Over half a century ago. Mick Jagger uttered the famous mantra ‘I can’t get no satisfaction’ in the eponymous song. It seems to me the lyric encapsulates a key drive of human behaviour, where ever the end goal is on the Maslow Hierarchy of Needs. If the purpose of life is simply more life, then perhaps the goal of life should be individual satisfaction. For most of the key tenets of our lives, we know and target the scenarios which lead to consumption gratification.

And mostly that works fine. We buy and consume food and drink, we engage with other people for social and sexual benefit, we sleep when we are tired. All of which is likely to make us feel good if they are achieved. It seems our evolution has created rewards, often in the form of the hormones dopamine and oxytocin, which are released to encourage us to abandon the status quo and engage with the barriers between us and these tenets. Often the more significant the tenet and the higher the barrier, the greater the associated reward: for example, you may risk competition and rejection in pursuit of a mate.

However, in the arena of industrial hazards, this relationship becomes very tenuous. In terms of risk reduction, it benefits the group if near misses are reported and acted upon. Statistically, there are many times more near misses than the accidents they may have become. And as the antecedents of both are often the same - for example, the cause of a dropped load leading to an injury or a ‘lucky escape’ - the learning will reduce the likelihood of the same or similar cause reoccurring. So, it would seem to make sense to encourage the reporting of near misses.

However, this is not always the case. Currently, many operating companies set milestones for lost time incidents. As the milestone is approached, who wants to be the one to report a minor injury which would scupper the celebrations? Also, many companies have incentive schemes which are aligned to productivity, which is superficially negatively correlated with downtime. Furthermore, in companies with a strong safety culture, where near miss reporting is encouraged and the corresponding reduction in incidents means that nothing untoward happens for increasing lengths of time - which is a good thing, but not a satisfying thing.

So what to do? How can we make the promulgation of less incidents be satisfying to the front line worker? One idea I have is take an idea that Hollywood has hijacked and re-imagine it. I don’t think I’m alone is watching action movies where heroes prevent bad things happening. Tom, Arnie et al battling to prevent the explosion, toxic cloud, wild beast from doing their worst. We are experiencing the vicarious echo of the actual experience. Risk and Reward. Why not apply the same principle to rewarding front line workers when they report a near miss which could have led to an injury or fatality.

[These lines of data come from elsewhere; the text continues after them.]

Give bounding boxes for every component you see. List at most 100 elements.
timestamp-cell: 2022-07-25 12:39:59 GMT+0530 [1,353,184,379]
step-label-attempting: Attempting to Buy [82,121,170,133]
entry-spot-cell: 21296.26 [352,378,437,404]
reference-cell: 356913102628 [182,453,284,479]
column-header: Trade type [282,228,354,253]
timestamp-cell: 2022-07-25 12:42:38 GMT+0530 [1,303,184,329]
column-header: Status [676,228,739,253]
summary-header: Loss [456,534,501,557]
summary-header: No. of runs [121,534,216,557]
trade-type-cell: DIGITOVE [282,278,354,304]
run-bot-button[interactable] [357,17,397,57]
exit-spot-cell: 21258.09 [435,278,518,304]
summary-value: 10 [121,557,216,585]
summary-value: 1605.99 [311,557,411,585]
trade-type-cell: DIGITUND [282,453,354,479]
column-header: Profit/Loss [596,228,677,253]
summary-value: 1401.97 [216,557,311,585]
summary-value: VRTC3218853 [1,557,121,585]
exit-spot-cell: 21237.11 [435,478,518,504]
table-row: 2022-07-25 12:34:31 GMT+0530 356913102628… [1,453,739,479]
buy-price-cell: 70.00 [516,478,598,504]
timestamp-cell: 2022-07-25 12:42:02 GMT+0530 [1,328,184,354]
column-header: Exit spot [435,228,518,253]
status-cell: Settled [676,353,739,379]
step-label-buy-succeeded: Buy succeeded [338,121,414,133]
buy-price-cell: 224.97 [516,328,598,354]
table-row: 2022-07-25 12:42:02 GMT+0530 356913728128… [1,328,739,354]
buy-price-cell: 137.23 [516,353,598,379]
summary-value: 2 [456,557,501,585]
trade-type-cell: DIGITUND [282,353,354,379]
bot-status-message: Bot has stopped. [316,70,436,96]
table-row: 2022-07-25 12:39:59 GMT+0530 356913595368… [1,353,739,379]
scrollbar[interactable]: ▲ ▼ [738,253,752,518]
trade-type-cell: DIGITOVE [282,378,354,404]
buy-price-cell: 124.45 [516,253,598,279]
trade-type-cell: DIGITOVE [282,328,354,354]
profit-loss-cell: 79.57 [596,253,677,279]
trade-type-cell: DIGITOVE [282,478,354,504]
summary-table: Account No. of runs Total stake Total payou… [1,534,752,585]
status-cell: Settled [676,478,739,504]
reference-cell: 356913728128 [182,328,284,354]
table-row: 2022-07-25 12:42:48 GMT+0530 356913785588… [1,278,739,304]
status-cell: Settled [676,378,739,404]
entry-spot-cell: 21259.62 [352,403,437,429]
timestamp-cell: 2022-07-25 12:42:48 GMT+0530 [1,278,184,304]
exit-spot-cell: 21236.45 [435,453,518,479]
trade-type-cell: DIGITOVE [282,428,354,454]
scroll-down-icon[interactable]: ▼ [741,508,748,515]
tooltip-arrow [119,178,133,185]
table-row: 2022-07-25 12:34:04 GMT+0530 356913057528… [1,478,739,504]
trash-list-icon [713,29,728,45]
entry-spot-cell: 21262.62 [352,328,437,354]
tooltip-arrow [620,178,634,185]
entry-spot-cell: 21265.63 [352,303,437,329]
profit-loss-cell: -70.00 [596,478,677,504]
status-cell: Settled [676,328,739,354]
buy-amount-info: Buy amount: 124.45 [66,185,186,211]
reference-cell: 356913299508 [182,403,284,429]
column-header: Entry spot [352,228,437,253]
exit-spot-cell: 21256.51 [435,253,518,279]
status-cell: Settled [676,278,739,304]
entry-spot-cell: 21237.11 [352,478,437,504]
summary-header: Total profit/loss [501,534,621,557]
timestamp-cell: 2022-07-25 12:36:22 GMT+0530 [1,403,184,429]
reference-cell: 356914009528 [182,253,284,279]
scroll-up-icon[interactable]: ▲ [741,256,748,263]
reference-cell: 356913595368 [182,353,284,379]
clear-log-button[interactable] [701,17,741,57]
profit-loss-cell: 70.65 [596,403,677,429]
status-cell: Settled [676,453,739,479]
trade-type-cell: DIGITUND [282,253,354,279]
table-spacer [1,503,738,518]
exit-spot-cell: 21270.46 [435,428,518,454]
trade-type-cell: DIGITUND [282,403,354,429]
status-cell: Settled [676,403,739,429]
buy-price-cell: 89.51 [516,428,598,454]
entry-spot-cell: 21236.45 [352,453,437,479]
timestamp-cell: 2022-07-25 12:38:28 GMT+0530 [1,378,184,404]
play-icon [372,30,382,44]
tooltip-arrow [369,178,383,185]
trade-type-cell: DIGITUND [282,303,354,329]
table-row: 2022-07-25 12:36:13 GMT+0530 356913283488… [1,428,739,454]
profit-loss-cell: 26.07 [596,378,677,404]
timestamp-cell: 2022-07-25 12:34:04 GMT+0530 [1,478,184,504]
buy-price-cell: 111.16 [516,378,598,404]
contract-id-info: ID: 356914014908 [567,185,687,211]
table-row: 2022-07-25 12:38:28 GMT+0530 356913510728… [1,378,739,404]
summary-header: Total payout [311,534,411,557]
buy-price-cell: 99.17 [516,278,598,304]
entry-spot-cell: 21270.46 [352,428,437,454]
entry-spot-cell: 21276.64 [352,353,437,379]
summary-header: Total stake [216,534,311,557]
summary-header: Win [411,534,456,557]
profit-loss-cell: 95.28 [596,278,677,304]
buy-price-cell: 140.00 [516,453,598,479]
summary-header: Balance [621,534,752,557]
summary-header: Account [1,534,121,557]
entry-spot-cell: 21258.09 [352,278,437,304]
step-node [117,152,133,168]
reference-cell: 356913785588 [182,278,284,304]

An example I heard recently from an operating company was a propane leak in the vicinity of the air intake for a compressor. ‘There was no explosion but for luck and the quick reaction and reporting of the shift supervisor’. In this case the supervisor was thanked. How about enhancing this thanks with the reward of a simulation of the incident his (or her) quick and robust intervention prevented. I could be shown at an end of year event and a copy presented to the worker. You have just created a lasting psychological reward which will reap benefits long after any monetary offering has been forgotten.

Who said you can’t get no Process Safety Satisfaction!